As I began playing music, beautiful melodies, happy tunes, and sad, melancholy songs, my appreciation grew and I learned to love music because of its ability to capture a range of emotions, though at the time I could have hardly explained it as such. Soon, I began to devour music as often as I could. By the age of eight I was a notorious radio station surfer who always had to find music that described how I felt. I honestly felt that if I was happy I wanted everyone else in the car to know it by the music I chose.
Later on as the troublesome pre-teen and teen years started, I, along with all the other kids I knew growing up, began experiencing new emotions such as rebelliousness and heartache as never before. As my mind and body began to change and things I could not control began to happen, music was there to help guide me with lyrics that reassured me what I was feeling was normal.

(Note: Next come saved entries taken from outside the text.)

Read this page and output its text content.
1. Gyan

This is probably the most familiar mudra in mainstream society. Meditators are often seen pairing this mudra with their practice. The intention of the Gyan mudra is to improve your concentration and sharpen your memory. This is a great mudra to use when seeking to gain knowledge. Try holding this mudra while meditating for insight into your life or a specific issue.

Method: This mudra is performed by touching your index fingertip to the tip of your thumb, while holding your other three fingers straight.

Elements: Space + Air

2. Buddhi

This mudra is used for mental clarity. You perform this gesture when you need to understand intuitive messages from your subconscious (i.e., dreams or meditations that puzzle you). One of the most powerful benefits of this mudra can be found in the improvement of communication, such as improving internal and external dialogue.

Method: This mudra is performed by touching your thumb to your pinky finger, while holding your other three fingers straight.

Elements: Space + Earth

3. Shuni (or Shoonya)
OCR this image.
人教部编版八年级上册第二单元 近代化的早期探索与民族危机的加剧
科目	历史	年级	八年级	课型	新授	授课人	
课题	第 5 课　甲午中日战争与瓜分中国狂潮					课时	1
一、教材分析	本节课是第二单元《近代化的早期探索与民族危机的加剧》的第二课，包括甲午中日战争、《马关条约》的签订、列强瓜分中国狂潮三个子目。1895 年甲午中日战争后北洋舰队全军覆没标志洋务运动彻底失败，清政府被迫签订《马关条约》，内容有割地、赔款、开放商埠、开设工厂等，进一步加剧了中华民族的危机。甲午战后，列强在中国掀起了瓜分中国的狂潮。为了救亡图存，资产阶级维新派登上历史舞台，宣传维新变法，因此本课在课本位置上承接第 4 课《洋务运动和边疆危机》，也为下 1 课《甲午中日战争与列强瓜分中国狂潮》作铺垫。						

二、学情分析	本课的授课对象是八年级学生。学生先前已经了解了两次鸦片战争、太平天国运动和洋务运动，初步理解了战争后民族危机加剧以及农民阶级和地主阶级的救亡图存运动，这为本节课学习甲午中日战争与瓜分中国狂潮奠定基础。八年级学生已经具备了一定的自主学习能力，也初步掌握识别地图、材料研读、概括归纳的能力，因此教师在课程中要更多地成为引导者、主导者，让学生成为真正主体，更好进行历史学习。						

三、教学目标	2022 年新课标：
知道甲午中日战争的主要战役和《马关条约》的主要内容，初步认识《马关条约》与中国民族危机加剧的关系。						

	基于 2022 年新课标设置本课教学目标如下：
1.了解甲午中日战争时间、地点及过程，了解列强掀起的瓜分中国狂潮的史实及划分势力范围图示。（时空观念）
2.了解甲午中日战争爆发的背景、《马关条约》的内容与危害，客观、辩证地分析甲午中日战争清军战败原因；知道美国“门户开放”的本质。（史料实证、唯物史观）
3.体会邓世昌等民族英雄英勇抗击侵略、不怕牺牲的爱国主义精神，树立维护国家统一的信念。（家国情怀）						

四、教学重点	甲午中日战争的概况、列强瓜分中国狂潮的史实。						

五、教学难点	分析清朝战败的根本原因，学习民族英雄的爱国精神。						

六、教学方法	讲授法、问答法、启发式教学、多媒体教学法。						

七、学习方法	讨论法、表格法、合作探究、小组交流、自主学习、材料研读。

Music was an outlet for my happiness when I was asked out for the first time. I remember I was so excited that day I went home and listened to my favorite happy band at the time, B*Witched, for hours and then preceded to sing in the shower.
Music was there to comfort me when my dad got sick. I remember how hurt and angry I was at him. He was supposed to be the strong one of my parents, always there and forever invincible. I felt I had no one to turn to, no one to talk to about how I felt, so I turned to music. For a full week I refused to listen to anything but harsh, angry metal music, screaming with it at times to let my feelings out.
Music was there to relax me the many times when I felt my life was too out of my control and stressful. The soothing classical tunes from Mozart and Chopin were my favorite stress relievers, and still continue to be, as the melodies of the music are much too beautiful to do anything but relax.
Music, time and again, continues to be a good friend to help me get through what ever is going on in my life and I know it always will be. Music is a constant: no matter what happens or how I change, listening to music always offers its lyrics and melodies for comfort.